Amazon’s Alexa offers more than 25,000 skills—the set of actions that serve as applications for voice technology. Yet Domino’s is one of a relatively small number of brands that has seized the opportunity to enter your home by creating a skill of its own. Now that Amazon Echoes and Google Homes are in kitchens and living rooms across the country, they open a window into user behavior that marketers previously only dreamt of. But brands’ efforts to engage consumers directly via voice have been scattershot. The list of those that have tried is sparse: some banks; a couple of fast food chains; a few beauty companies; retailers here and there. Building a marketing plan for Alexa has been a risky venture. That’s because, when it comes to our virtual assistants, no one knows what the hell is going on.

But if 2017 was the year that Alexa hit the mainstream, 2018 will be the year that advertisers begin to take her seriously by investing time and money in figuring out how to make use of her. The shift toward a screenless, voice-first future has been slow and awkward. Without a playbook on how exactly to employ this technology, brands have been paralyzed. But the staying power of voice technologies is now universally accepted, and their ubiquity no longer belongs to a far-off future.

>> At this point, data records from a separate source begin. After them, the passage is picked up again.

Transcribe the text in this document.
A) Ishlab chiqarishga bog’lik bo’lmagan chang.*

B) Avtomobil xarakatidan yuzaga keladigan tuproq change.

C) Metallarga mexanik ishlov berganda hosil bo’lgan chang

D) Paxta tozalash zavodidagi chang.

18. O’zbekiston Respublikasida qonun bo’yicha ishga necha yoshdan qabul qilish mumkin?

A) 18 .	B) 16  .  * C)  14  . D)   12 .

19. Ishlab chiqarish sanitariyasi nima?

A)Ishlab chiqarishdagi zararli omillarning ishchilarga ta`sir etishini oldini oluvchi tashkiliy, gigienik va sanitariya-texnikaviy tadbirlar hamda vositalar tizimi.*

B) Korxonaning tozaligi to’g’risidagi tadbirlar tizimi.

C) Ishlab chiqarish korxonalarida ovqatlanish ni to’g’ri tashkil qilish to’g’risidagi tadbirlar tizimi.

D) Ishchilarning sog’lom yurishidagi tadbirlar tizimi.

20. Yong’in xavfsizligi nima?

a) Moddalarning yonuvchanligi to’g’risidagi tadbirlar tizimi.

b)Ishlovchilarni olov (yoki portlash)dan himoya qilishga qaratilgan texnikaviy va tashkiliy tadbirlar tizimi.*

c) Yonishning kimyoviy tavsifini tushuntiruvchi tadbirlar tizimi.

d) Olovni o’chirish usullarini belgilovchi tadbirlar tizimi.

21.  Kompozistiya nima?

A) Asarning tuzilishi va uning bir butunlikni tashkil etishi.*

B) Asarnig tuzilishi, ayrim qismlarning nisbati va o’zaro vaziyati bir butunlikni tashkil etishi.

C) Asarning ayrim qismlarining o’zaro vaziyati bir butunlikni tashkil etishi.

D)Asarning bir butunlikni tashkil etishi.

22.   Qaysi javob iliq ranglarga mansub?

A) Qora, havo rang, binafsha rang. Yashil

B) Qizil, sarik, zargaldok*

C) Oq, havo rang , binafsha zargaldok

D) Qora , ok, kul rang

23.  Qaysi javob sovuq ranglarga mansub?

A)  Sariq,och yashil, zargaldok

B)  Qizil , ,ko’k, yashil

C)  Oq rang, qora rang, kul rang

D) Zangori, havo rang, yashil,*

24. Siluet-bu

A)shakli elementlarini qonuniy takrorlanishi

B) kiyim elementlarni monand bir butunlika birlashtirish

A few brands have already begun to infiltrate the space. On Alexa, you can order your regular Starbucks drink, call an Uber, or check the balance of your Capital One account. But soon competition will mount, the wheels will begin to turn, and the experimentation that’s already begun will spread, writ large, throughout the industry.

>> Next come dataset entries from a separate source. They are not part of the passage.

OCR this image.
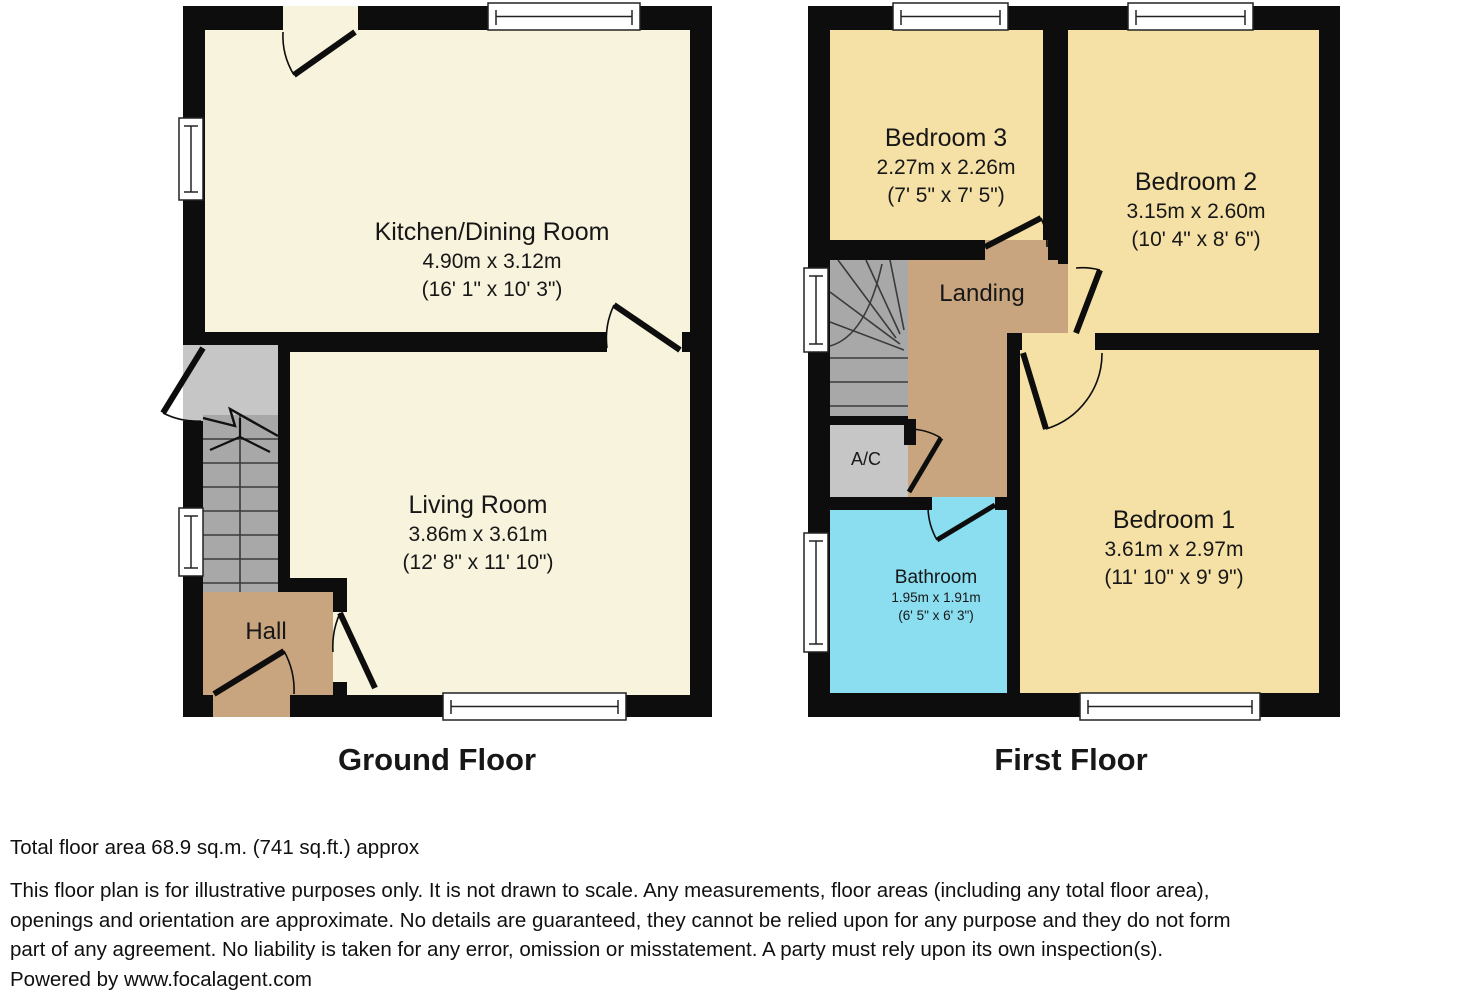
Kitchen/Dining Room
4.90m x 3.12m
(16' 1" x 10' 3")
Living Room
3.86m x 3.61m
(12' 8" x 11' 10")
Hall
Bedroom 3
2.27m x 2.26m
(7' 5" x 7' 5")	Bedroom 2
3.15m x 2.60m
(10' 4" x 8' 6")
Landing
A/C
Bathroom
1.95m x 1.91m
(6' 5" x 6' 3")
Bedroom 1
3.61m x 2.97m
(11' 10" x 9' 9")
Ground Floor	First Floor
Total floor area 68.9 sq.m. (741 sq.ft.) approx
This floor plan is for illustrative purposes only. It is not drawn to scale. Any measurements, floor areas (including any total floor area),
openings and orientation are approximate. No details are guaranteed, they cannot be relied upon for any purpose and they do not form
part of any agreement. No liability is taken for any error, omission or misstatement. A party must rely upon its own inspection(s).
Powered by www.focalagent.com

Amazon’s joke-telling, timer-setting unicorn of a product has become a standard device in homes across the country, and her audience is only growing. This holiday season alone, 12 million virtual assistants will be sold, according to audio advertising firm XAPPmedia. As companies race to catch up to the success of Amazon’s Alexa (Google has come the closest, though it still seems to be following Amazon’s lead), it’s becoming clear that the future is screenless. Alexa’s pervasiveness bring us closer to a new phase, in which the voice interface facilitates seamless interaction with the world around us. We have spent years with our heads down, buried in a rectangular, two-dimensional universe. We’re quickly moving toward a heads-up world, and Alexa is just beginning to prop up our chins.

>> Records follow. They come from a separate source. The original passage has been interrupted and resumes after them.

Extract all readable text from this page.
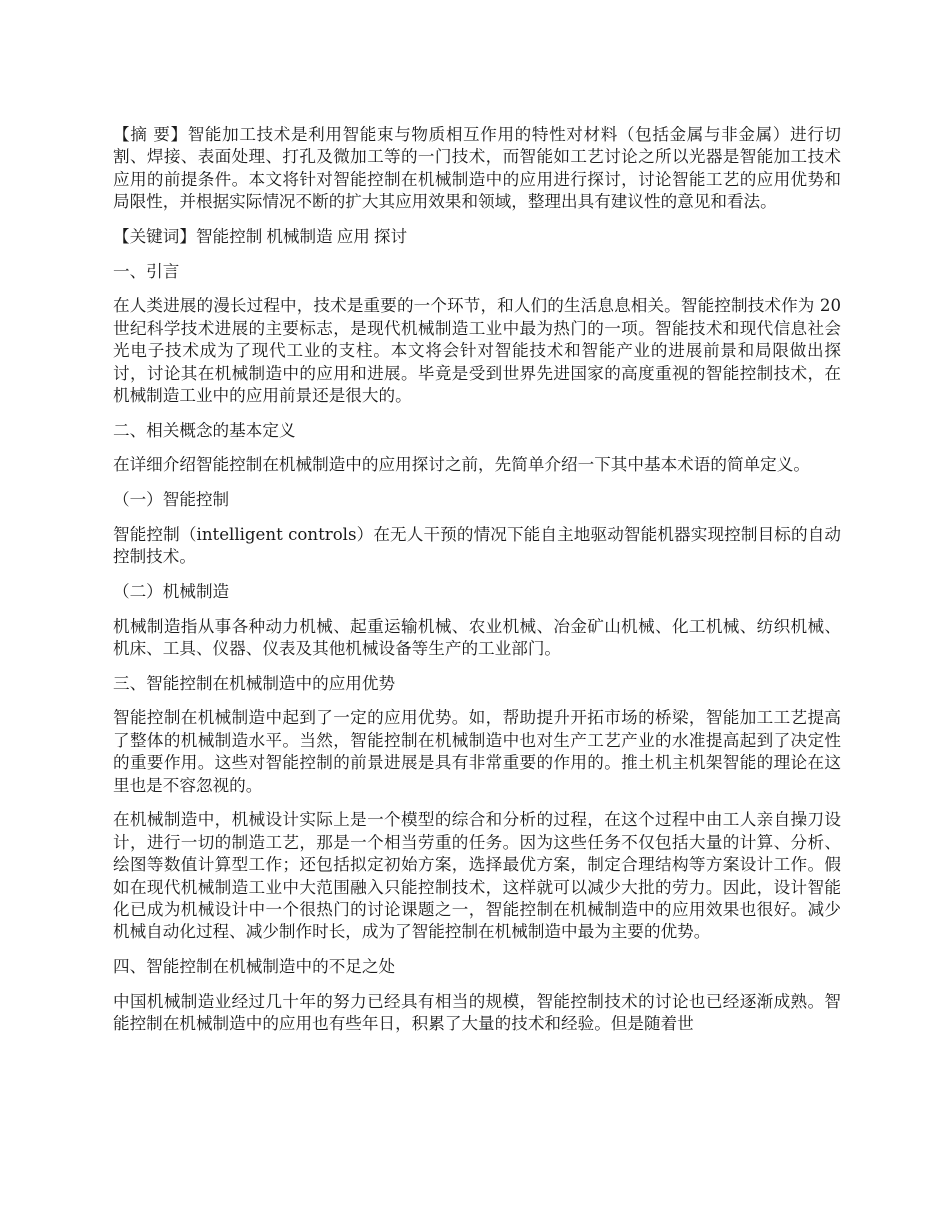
【摘 要】智能加工技术是利用智能束与物质相互作用的特性对材料（包括金属与非金属）进行切割、焊接、表面处理、打孔及微加工等的一门技术，而智能如工艺讨论之所以光器是智能加工技术应用的前提条件。本文将针对智能控制在机械制造中的应用进行探讨，讨论智能工艺的应用优势和局限性，并根据实际情况不断的扩大其应用效果和领域，整理出具有建议性的意见和看法。

【关键词】智能控制 机械制造 应用 探讨

一、引言

在人类进展的漫长过程中，技术是重要的一个环节，和人们的生活息息相关。智能控制技术作为 20 世纪科学技术进展的主要标志，是现代机械制造工业中最为热门的一项。智能技术和现代信息社会光电子技术成为了现代工业的支柱。本文将会针对智能技术和智能产业的进展前景和局限做出探讨，讨论其在机械制造中的应用和进展。毕竟是受到世界先进国家的高度重视的智能控制技术，在机械制造工业中的应用前景还是很大的。

二、相关概念的基本定义

在详细介绍智能控制在机械制造中的应用探讨之前，先简单介绍一下其中基本术语的简单定义。

（一）智能控制

智能控制（intelligent controls）在无人干预的情况下能自主地驱动智能机器实现控制目标的自动控制技术。

（二）机械制造

机械制造指从事各种动力机械、起重运输机械、农业机械、冶金矿山机械、化工机械、纺织机械、机床、工具、仪器、仪表及其他机械设备等生产的工业部门。

三、智能控制在机械制造中的应用优势

智能控制在机械制造中起到了一定的应用优势。如，帮助提升开拓市场的桥梁，智能加工工艺提高了整体的机械制造水平。当然，智能控制在机械制造中也对生产工艺产业的水准提高起到了决定性的重要作用。这些对智能控制的前景进展是具有非常重要的作用的。推土机主机架智能的理论在这里也是不容忽视的。

在机械制造中，机械设计实际上是一个模型的综合和分析的过程，在这个过程中由工人亲自操刀设计，进行一切的制造工艺，那是一个相当劳重的任务。因为这些任务不仅包括大量的计算、分析、绘图等数值计算型工作；还包括拟定初始方案，选择最优方案，制定合理结构等方案设计工作。假如在现代机械制造工业中大范围融入只能控制技术，这样就可以减少大批的劳力。因此，设计智能化已成为机械设计中一个很热门的讨论课题之一，智能控制在机械制造中的应用效果也很好。减少机械自动化过程、减少制作时长，成为了智能控制在机械制造中最为主要的优势。

四、智能控制在机械制造中的不足之处

中国机械制造业经过几十年的努力已经具有相当的规模，智能控制技术的讨论也已经逐渐成熟。智能控制在机械制造中的应用也有些年日，积累了大量的技术和经验。但是随着世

But there’s a good reason that companies haven’t gotten in on the conversation. Alexa is young and confusing, and its invisible platform, which doesn’t have the universally understood directives (like, say, a back-button) that allow web pages to be easy for anyone to understand, makes it difficult for brands to get a lay of the land. To developers and consumers alike, Alexa is still an enigma. Though most Amazon Echo owners engage their device multiple times a day, they’re typically repeating the same three or four tasks, according to James McQuivey, a principal analyst for ForresterTech.

Even Amazon is continuing to figure out new uses for Alexa—just last month, the company launched a new initiative to adapt the tool for use at work. Cody Simms, a partner at the startup accelerator Techstars, predicts that the experimentation will continue until developers identify a transformative experience: something that shifts the technology from a toy to a powerful tool, the way search engines shaped the internet. “We’re still in the process right now of people even figuring out what those sort of killer experiences are,” Simms says. “We’re starting to see companies really experiment with interesting use cases around voice.”